Allowing armed protesters to show up where the president is speaking is irresponsible and could cause a catastrophic security nightmare for those charged with protecting him.

It endangers the protective agents, the protesters, the public, and the president. It creates an immediate distraction as each armed protester then becomes a focus of observation for the agents.
Although Arizona and other states may allow the possession of these weapons, who can tell that the person carrying them at the time is not a threat to the president or others? An unidentified man who had a rifle slung over his shoulder told a reporter for the Arizona Republic, that “I still have some freedoms,” and he may be right. But freedom to create alarm and a possible threat to the president is not one of them.

Use some common sense.

That man may have no ill intent and possess his weapon legally, but what if someone not so nice takes it away? Why create scenarios where the protective agents focus is instinctually aimed at the weapon’s carriers? What if there is an accidental discharge by someone who is not that proficient with his or her weapon that creates a stampede or serious distraction?

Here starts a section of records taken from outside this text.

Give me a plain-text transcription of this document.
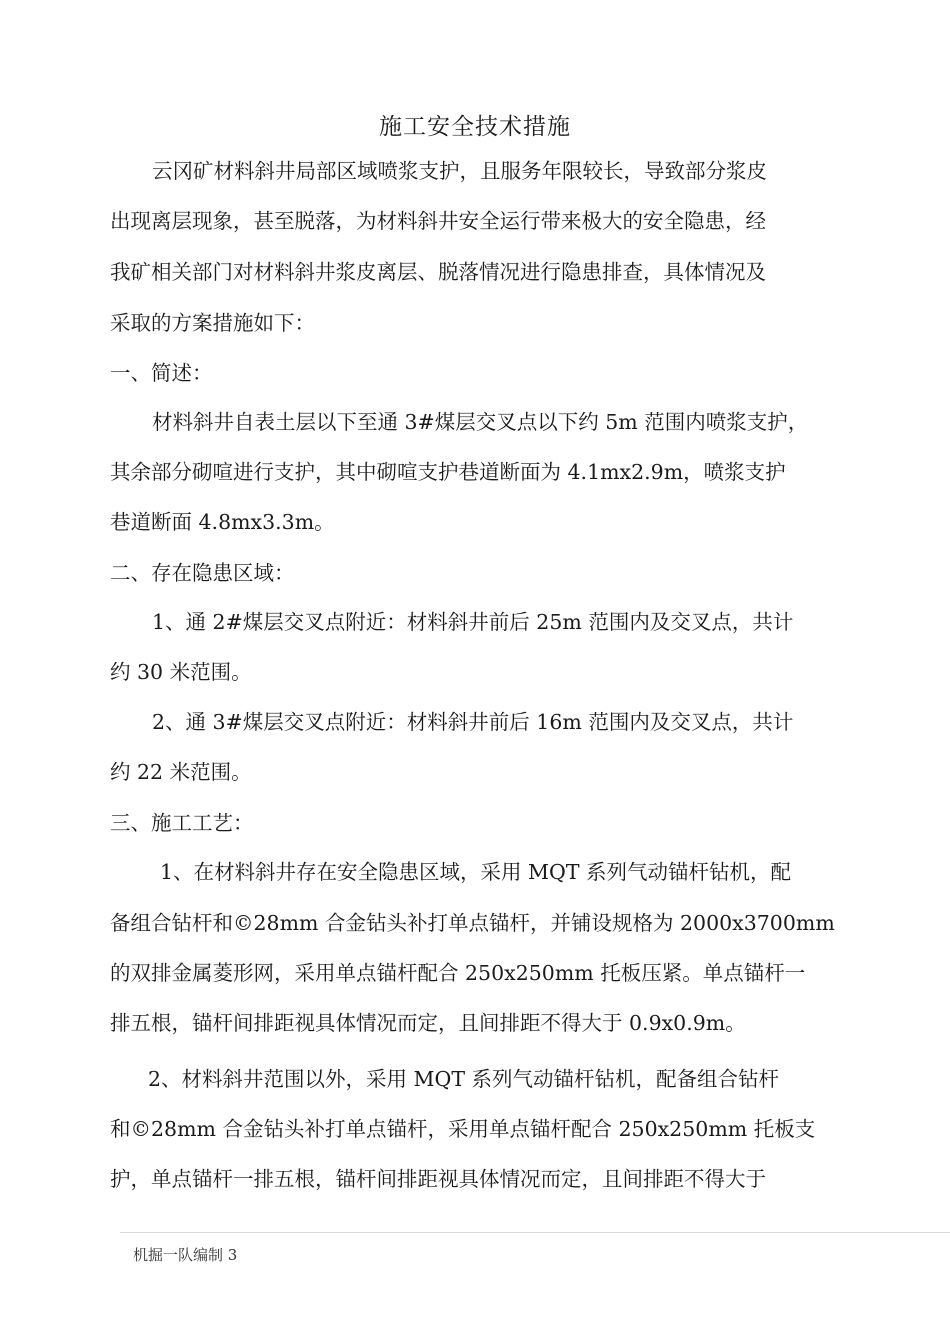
施工安全技术措施
云冈矿材料斜井局部区域喷浆支护，且服务年限较长，导致部分浆皮
出现离层现象，甚至脱落，为材料斜井安全运行带来极大的安全隐患，经
我矿相关部门对材料斜井浆皮离层、脱落情况进行隐患排查，具体情况及
采取的方案措施如下：
一、简述：
材料斜井自表土层以下至通 3#煤层交叉点以下约 5m 范围内喷浆支护，
其余部分砌喧进行支护，其中砌喧支护巷道断面为 4.1mx2.9m，喷浆支护
巷道断面 4.8mx3.3m。
二、存在隐患区域：
1、通 2#煤层交叉点附近：材料斜井前后 25m 范围内及交叉点，共计
约 30 米范围。
2、通 3#煤层交叉点附近：材料斜井前后 16m 范围内及交叉点，共计
约 22 米范围。
三、施工工艺：
1、在材料斜井存在安全隐患区域，采用 MQT 系列气动锚杆钻机，配
备组合钻杆和©28mm 合金钻头补打单点锚杆，并铺设规格为 2000x3700mm
的双排金属菱形网，采用单点锚杆配合 250x250mm 托板压紧。单点锚杆一
排五根，锚杆间排距视具体情况而定，且间排距不得大于 0.9x0.9m。
2、材料斜井范围以外，采用 MQT 系列气动锚杆钻机，配备组合钻杆
和©28mm 合金钻头补打单点锚杆，采用单点锚杆配合 250x250mm 托板支
护，单点锚杆一排五根，锚杆间排距视具体情况而定，且间排距不得大于
机掘一队编制 3
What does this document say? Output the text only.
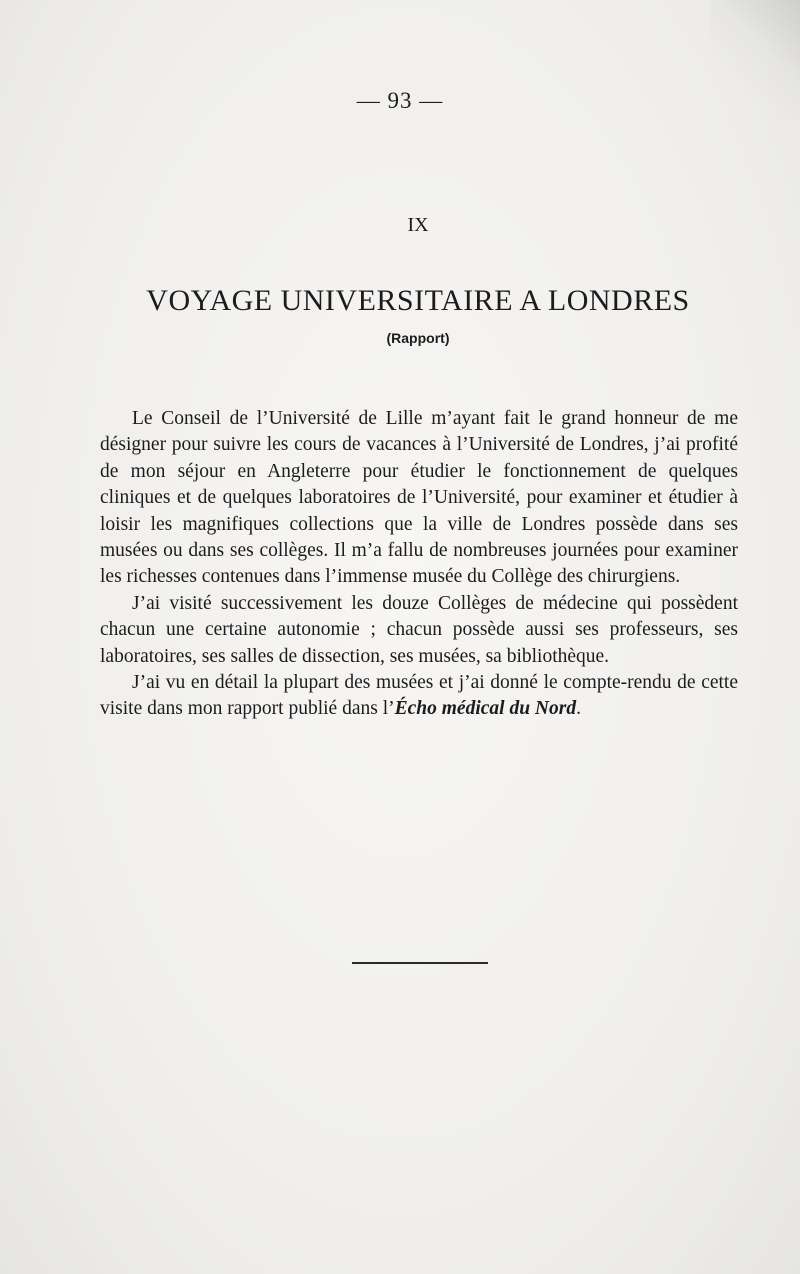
— 93 —
IX
VOYAGE UNIVERSITAIRE A LONDRES
(Rapport)

Le Conseil de l’Université de Lille m’ayant fait le grand honneur de me désigner pour suivre les cours de vacances à l’Université de Londres, j’ai profité de mon séjour en Angleterre pour étudier le fonctionnement de quelques cliniques et de quelques laboratoires de l’Université, pour examiner et étudier à loisir les magnifiques collections que la ville de Londres possède dans ses musées ou dans ses collèges. Il m’a fallu de nombreuses journées pour examiner les richesses contenues dans l’immense musée du Collège des chirurgiens.

J’ai visité successivement les douze Collèges de médecine qui possèdent chacun une certaine autonomie ; chacun possède aussi ses professeurs, ses laboratoires, ses salles de dissection, ses musées, sa bibliothèque.

J’ai vu en détail la plupart des musées et j’ai donné le compte-rendu de cette visite dans mon rapport publié dans l’Écho médical du Nord.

No responsible gun owner, law enforcement executive, or public official should endorse or allow these armed protests anywhere near the president.

The president and his staff should let the Secret Service do its job, regardless of political correctness, and Department of Homeland Security Secretary Janet Napolitano should ensure that the president is protected at all cost . . . and if that includes stepping on some protester’s toes, so be it.

I’m all for the Second Amendment and our right to bear arms, but not at the cost of endangering the president. This is a dangerous practice and it must be stopped.

The job of protecting the president is hard enough. . . let’s not make it any harder for the men and women who have to do the job.